The term 'escapism' is reserved for those who take excessive time away from real life to the
point at which they seem to be trying to escape from it. Traditionally regarded as extreme,
escapism is in fact increasingly the norm for many people.
In Japan, for example, the average
household watches over 8 hours of television per day1.
Escapism is not defined by the behaviour itself but the motivation behind it.
Anything from sport to fashion to sex can become escapist activities. Certain escapist
options are socially accepted, such as
consumerism and celebrity worship, others are not,
such as recreational drug use. Modern
technology has brought digital culture - television, films,
increasingly realistic computer games and virtual realities that provide escapist
experiences with huge degrees of immersion.
Means of escapism have become increasingly varied over the past few decades, but
fascination in details remains a popular one.
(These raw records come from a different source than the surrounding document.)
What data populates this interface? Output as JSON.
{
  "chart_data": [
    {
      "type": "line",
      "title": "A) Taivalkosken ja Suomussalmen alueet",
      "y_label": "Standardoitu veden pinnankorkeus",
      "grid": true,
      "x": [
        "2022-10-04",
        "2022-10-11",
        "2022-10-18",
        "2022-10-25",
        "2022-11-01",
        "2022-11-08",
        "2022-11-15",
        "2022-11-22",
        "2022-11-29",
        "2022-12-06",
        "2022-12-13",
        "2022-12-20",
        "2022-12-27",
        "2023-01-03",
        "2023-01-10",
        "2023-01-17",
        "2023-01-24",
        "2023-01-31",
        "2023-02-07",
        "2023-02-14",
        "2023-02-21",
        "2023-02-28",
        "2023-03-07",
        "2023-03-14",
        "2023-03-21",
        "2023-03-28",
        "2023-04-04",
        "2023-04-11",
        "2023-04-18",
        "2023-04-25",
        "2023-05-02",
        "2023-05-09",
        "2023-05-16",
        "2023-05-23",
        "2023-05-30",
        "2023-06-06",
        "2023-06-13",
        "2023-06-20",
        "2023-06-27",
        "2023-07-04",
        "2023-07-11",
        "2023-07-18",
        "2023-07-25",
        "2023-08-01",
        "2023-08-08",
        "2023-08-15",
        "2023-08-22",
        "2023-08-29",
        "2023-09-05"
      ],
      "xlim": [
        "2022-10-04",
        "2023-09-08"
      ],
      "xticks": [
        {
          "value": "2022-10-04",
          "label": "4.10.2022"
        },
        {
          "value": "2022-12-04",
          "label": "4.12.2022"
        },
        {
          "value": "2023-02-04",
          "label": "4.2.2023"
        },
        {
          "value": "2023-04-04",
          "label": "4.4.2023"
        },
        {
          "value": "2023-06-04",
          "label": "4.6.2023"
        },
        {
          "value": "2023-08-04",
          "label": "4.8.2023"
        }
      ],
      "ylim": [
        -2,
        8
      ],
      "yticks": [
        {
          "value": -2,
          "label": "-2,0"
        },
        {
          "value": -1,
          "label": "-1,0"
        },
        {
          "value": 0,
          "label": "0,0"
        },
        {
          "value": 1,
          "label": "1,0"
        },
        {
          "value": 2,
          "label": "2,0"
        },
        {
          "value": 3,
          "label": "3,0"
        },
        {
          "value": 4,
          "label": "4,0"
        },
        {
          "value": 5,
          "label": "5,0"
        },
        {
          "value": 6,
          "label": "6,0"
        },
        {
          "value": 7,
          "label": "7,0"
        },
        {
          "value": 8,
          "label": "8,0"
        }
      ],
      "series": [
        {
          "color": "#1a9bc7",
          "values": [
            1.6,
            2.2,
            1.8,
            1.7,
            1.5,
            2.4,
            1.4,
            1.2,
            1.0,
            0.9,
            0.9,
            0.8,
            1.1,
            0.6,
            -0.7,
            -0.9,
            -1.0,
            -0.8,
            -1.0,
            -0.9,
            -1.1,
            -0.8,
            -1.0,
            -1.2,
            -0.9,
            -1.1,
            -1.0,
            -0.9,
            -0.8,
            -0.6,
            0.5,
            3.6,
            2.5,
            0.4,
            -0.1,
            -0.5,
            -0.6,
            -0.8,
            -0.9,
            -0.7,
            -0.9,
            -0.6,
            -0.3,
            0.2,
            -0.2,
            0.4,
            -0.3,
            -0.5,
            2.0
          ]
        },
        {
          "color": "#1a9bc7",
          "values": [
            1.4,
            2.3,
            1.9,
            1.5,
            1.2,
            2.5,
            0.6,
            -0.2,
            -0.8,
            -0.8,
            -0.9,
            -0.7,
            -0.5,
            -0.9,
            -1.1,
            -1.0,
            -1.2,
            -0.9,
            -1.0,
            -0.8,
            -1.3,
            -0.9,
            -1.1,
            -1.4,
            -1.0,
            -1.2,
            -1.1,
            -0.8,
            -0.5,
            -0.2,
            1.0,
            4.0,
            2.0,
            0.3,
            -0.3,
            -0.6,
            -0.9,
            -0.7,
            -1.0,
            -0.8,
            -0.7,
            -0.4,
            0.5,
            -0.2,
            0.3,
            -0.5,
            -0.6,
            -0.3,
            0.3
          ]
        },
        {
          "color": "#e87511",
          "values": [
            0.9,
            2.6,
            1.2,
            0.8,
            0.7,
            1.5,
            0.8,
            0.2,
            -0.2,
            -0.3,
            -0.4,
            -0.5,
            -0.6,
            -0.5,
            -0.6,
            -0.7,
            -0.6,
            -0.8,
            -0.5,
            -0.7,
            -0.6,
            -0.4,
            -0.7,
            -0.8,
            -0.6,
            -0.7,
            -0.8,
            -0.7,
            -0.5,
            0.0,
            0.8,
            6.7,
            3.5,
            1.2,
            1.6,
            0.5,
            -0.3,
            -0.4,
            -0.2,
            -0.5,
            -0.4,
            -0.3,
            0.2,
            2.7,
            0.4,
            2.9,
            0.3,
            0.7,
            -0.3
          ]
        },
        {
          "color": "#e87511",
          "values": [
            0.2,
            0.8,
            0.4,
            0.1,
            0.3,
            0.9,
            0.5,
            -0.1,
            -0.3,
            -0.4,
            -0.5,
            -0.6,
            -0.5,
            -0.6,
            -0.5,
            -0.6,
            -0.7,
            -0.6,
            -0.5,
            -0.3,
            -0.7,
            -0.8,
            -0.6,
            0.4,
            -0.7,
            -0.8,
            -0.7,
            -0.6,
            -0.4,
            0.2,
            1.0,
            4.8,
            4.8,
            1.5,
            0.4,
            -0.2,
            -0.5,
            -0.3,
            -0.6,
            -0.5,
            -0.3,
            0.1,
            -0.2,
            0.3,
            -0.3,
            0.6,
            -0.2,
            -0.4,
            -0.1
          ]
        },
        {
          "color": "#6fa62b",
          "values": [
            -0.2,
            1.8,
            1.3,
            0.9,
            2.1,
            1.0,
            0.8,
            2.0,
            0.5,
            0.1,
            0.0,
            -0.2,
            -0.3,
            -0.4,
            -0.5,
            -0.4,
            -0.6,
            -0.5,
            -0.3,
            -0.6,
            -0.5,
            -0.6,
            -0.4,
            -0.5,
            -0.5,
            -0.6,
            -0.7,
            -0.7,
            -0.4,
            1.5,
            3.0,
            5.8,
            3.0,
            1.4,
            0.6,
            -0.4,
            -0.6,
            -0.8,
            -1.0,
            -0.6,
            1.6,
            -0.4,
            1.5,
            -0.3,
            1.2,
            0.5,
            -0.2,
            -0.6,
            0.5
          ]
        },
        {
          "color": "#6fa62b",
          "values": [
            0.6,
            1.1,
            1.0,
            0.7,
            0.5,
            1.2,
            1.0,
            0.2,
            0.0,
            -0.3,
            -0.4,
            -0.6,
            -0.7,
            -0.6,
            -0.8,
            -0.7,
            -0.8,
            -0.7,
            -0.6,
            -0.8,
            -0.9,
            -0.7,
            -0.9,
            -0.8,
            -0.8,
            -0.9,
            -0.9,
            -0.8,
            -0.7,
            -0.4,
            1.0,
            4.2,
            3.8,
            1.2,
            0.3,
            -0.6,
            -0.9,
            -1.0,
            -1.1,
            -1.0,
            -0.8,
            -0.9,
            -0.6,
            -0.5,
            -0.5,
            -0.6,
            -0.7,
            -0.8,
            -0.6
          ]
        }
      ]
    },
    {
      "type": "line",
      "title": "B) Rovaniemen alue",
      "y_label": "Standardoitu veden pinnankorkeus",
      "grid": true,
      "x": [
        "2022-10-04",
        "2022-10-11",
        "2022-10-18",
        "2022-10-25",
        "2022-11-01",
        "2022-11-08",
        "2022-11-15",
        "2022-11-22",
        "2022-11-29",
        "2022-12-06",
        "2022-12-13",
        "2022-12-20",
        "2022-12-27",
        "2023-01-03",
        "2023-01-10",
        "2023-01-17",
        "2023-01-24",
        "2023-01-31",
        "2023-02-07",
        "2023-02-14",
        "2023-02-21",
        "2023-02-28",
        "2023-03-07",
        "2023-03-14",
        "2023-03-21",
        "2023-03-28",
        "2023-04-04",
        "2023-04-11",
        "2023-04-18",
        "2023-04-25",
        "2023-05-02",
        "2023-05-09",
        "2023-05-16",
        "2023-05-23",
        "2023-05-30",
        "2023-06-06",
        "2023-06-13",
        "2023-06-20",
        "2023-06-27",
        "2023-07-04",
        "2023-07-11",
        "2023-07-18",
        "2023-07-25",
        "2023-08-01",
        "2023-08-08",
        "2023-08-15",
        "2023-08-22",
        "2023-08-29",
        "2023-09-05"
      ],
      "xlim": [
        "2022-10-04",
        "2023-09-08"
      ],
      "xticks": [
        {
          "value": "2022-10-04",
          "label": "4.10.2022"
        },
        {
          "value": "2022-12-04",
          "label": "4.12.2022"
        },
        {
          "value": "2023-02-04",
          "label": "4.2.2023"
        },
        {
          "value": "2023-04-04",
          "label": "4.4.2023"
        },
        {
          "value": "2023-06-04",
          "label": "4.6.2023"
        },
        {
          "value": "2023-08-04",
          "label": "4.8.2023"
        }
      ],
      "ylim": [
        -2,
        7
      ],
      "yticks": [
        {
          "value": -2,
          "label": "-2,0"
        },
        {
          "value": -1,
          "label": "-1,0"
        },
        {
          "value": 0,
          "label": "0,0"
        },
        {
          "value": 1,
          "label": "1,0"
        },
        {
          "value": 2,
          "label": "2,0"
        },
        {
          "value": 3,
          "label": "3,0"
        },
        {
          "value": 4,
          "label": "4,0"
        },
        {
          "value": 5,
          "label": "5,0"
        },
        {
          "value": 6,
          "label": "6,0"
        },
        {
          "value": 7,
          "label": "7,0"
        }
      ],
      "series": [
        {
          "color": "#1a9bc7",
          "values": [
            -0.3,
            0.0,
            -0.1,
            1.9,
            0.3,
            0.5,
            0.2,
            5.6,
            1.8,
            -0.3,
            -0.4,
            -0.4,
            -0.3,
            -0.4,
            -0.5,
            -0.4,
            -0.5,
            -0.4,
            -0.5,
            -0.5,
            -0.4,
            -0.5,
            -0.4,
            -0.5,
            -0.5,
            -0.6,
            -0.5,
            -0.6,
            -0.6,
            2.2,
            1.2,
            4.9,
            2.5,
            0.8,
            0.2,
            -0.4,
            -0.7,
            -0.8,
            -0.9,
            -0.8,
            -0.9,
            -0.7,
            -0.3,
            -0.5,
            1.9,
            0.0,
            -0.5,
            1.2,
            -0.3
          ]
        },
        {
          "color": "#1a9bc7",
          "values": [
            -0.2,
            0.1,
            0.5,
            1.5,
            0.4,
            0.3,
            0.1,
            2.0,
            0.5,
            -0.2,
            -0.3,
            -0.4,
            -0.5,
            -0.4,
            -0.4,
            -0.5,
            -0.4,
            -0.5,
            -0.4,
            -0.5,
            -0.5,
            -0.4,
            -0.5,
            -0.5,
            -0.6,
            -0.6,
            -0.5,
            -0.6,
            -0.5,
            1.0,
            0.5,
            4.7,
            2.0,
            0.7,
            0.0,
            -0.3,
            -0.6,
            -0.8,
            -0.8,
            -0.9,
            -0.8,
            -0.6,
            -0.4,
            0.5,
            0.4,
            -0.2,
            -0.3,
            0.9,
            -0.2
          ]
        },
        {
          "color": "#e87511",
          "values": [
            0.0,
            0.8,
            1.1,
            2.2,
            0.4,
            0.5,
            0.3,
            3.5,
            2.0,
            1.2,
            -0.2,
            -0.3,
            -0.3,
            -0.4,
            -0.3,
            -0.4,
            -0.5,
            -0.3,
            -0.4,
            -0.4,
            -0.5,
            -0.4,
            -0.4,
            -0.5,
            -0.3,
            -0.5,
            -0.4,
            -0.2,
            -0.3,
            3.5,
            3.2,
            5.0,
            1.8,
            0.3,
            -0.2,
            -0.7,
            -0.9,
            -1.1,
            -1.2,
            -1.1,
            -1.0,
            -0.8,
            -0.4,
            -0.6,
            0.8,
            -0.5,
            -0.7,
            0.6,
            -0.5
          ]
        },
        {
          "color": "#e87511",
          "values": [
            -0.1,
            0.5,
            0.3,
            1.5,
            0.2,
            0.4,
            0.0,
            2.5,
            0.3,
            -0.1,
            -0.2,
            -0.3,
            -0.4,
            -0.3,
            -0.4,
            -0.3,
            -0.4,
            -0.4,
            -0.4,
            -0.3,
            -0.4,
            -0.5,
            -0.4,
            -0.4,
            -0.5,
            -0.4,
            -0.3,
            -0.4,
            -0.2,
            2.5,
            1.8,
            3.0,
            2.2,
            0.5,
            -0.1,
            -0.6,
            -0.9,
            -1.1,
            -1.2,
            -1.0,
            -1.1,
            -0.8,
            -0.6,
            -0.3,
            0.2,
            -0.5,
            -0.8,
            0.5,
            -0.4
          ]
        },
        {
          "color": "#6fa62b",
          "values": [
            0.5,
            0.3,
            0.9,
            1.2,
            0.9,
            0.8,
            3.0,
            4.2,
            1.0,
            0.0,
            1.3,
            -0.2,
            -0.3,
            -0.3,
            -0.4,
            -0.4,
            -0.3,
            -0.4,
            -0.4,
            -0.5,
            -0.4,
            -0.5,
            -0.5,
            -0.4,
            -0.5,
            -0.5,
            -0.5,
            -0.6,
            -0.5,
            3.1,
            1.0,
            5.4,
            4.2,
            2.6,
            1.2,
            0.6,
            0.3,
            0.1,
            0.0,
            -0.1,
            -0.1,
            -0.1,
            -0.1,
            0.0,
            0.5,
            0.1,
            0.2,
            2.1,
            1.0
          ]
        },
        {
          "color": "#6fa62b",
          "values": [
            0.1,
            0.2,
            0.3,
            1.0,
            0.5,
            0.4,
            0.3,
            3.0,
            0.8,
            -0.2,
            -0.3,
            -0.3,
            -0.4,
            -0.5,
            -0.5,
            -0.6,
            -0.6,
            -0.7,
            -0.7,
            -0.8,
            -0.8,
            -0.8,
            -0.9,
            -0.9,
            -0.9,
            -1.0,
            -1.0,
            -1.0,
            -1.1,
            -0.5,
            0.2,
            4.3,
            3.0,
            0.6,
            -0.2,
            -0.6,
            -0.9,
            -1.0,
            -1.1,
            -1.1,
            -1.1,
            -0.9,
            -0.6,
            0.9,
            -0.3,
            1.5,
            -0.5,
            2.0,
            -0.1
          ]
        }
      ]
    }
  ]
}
We interpret the popularity of escapism as an indication that
people are unhappy with the lives they are leading - whether due to
material deprivation or cloying
overconsumption.
We believe that
friendship is the key to helping escapists - by encouraging them to think
altruistically, it can break them out of
their self-imposed prison and they can start living for real once more,
enjoying their connections with others.
Ultimately, the means of escapism is relatively unimportant.
Its root cause is an inability to establish meaningful
relationships with other people in the real world,
and it is generally associated with feelings such as guilt,
powerlessness or pointlessness.
It is natural to abhor a
zero-sum economic system which assumes an
unnatural selfishness and attempts to motivate people by
fear not love. No wonder people try to escape from the
depression that results from taking part in it.
[1] Dentsu Institute for Human Studies/Dataflow International, Media In Japan, 1994, p.67.